Город не собирался слишком долго переживать из-за какой-то погибшей индианки. Куда интереснее было посплетничать об открытии Академии Холден-Кроссинга. Все жители города с радостью отдали бы небольшой участок своей территории для строительства школы, чтобы гарантировать поступление собственным детям, но было решено возвести учебное заведение где-нибудь в центре, и наконец городское собрание приняло три акра от Ника Холдена — к полному удовольствию последнего, поскольку место расположения будущей школы идеально совпало с тем местом, которое он выделял ей в своих давних «картах мечты» Холден-Кроссинга.

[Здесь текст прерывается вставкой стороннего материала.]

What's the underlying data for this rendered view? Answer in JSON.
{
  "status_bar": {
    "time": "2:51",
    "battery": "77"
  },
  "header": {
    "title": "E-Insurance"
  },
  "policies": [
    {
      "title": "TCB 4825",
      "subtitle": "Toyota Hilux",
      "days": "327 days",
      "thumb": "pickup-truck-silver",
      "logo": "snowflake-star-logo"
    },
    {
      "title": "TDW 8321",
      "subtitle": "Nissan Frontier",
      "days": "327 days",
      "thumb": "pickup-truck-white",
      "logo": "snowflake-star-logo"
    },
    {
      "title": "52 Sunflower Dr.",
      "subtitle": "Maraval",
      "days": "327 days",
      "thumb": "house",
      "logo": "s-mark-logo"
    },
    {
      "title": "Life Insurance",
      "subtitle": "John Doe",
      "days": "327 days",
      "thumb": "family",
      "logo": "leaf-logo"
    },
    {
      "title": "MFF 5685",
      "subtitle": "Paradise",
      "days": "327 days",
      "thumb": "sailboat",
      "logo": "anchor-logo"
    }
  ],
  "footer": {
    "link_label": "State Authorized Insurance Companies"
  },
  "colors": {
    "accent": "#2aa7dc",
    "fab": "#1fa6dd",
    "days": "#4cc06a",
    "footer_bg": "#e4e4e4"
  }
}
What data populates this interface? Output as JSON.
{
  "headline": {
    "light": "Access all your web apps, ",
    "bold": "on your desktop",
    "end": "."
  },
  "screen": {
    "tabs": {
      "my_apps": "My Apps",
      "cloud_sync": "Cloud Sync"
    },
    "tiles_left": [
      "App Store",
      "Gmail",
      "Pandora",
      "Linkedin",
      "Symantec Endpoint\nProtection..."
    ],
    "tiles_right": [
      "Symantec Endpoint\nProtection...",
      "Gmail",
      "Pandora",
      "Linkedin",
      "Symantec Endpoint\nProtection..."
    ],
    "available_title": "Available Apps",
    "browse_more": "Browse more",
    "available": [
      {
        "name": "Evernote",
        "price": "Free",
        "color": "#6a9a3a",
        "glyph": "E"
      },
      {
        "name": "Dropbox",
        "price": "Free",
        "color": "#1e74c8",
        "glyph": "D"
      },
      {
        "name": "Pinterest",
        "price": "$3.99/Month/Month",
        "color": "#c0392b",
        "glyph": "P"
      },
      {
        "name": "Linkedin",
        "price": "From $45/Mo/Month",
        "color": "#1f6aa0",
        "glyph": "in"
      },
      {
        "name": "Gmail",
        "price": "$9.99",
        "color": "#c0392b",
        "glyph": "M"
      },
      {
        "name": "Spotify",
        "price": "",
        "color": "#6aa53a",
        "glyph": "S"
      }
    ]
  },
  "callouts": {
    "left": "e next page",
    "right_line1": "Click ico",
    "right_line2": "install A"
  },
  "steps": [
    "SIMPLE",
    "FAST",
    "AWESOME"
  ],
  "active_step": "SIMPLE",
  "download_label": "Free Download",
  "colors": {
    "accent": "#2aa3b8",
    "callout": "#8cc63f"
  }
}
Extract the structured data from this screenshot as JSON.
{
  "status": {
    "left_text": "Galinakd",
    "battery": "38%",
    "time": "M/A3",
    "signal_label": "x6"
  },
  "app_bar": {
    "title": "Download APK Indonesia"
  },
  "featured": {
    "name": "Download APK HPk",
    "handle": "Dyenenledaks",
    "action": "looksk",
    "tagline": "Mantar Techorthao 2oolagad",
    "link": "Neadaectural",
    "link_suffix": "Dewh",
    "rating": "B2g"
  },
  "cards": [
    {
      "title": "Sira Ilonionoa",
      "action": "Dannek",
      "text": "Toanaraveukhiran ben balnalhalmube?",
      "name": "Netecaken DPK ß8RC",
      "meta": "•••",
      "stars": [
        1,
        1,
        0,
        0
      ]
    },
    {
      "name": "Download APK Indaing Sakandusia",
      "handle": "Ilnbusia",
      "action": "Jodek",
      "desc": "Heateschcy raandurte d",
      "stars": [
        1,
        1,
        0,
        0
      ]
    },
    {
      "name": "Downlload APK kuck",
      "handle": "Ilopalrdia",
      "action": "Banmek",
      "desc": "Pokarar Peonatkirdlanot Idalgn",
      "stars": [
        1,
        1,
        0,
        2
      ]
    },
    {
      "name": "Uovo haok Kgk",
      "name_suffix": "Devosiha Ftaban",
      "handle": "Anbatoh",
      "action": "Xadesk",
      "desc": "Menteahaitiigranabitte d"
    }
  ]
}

Бревенчатое здание однокомнатной школы возвели сообща. Как только работы начались, все воодушевились. Как обычно, полы стелили из неструганых досок. Мужчины привозили хорошие бревна с расстояния в шесть миль и потом пилили на доски. Вдоль одной стены разместили длинную полку — будущий общий стол, а перед ней поставили длинную скамью, чтобы ученики сидели лицом к стене, когда пишут, и разворачивались лицом к учителю во время ответа. По центру помещения поставили квадратную железную дровяную печь. Было решено, что занятия в школе должны начинаться каждый год после сбора урожая, а учебный год нужно разбить на три семестра по двенадцать недель в каждом; учителю станут платить по девятнадцать долларов в семестр плюс пансион. Закон предписывал, что учитель должен обладать квалификацией в чтении, письме и арифметике, а также разбираться либо в географии, либо в грамматике, либо в истории. Претендентов на должность учителя оказалось немного, потому что платили мало, а требовали много, но в конце концов город нанял Маршалла Байерса, двоюродного брата Пола Вильямса, кузнеца.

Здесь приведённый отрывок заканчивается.